The US-South Korea military alliance stems from 1954, and the aftermath of the Korean War.
Under a mutual defence treaty, the US agreed to help South Korea defend itself, especially against an attack from the North. Washington has maintained a continuous military presence in South Korea ever since.
The ebb and flow of tensions on the Korean peninsula has also affected the relationship between Washington and Seoul.
South Korea has also developed substantially both economically and militarily, and is more able and willing to take on greater security responsibilities. But, as the recent tensions have highlighted, that still applies perhaps only up to a point.
The alliance was strained earlier in the decade.

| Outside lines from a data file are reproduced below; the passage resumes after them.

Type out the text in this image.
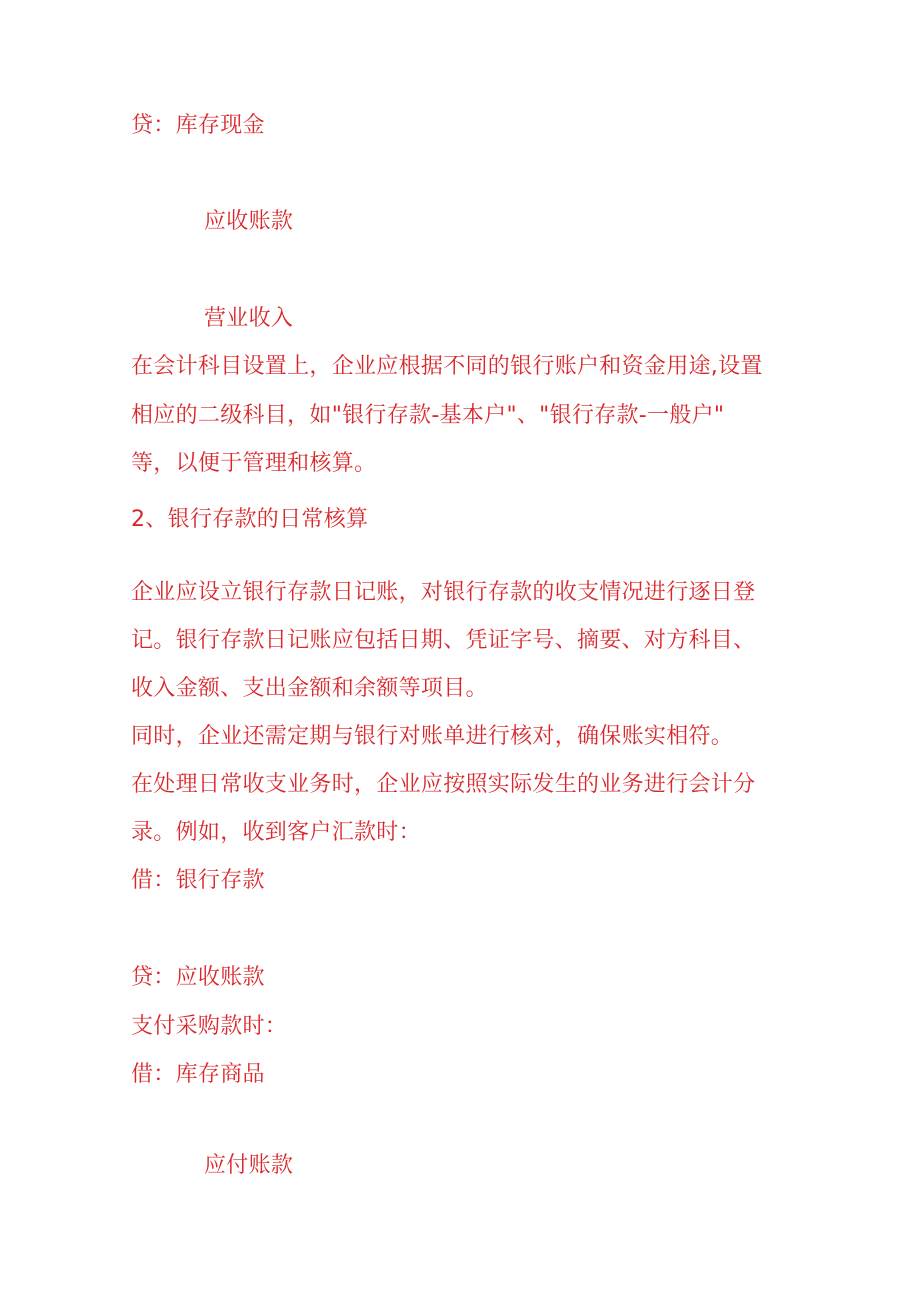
贷：库存现金
应收账款
营业收入
在会计科目设置上，企业应根据不同的银行账户和资金用途,设置
相应的二级科目，如"银行存款-基本户"、"银行存款-一般户"
等，以便于管理和核算。
2、银行存款的日常核算
企业应设立银行存款日记账，对银行存款的收支情况进行逐日登
记。银行存款日记账应包括日期、凭证字号、摘要、对方科目、
收入金额、支出金额和余额等项目。
同时，企业还需定期与银行对账单进行核对，确保账实相符。
在处理日常收支业务时，企业应按照实际发生的业务进行会计分
录。例如，收到客户汇款时：
借：银行存款
贷：应收账款
支付采购款时：
借：库存商品
应付账款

The attitudes of Washington and Seoul towards North Korea seemed out of step.
The Bush administration was adopting a hard line on the North's suspected nuclear ambitions, while the then government in Seoul was pursuing its so-called "sunshine" policy of developing contacts with Pyongyang.
The US military presence was also unpopular with South Korean opinion at the time, fuelled in particular by the deaths of two South Korean schoolgirls in 2002 in a road accident involving a US military vehicle.
Because of this, US preoccupations elsewhere and a push by the Pentagon to cut its military force levels in various parts of the world, there have been significant changes to the US military presence.
Personnel numbers have been reduced from 37,000 to 28,000. But there have been delays in plans to move US forces further south from the bases that they have been occupying.
The plan to change the operational command of South Korean troops in wartime has also been put off. Currently, they would come under the command of US forces if war broke out, whereas the plan is for separate commands in the future.
All these various changes and plans have led some critics in Seoul and Washington to argue that the deterrent effect of the US-South Korean alliance has been weakened.
Clearly, it is a time when strategic relationships throughout the region are in flux, and when the leadership in Pyongyang seems even more unpredictable than usual.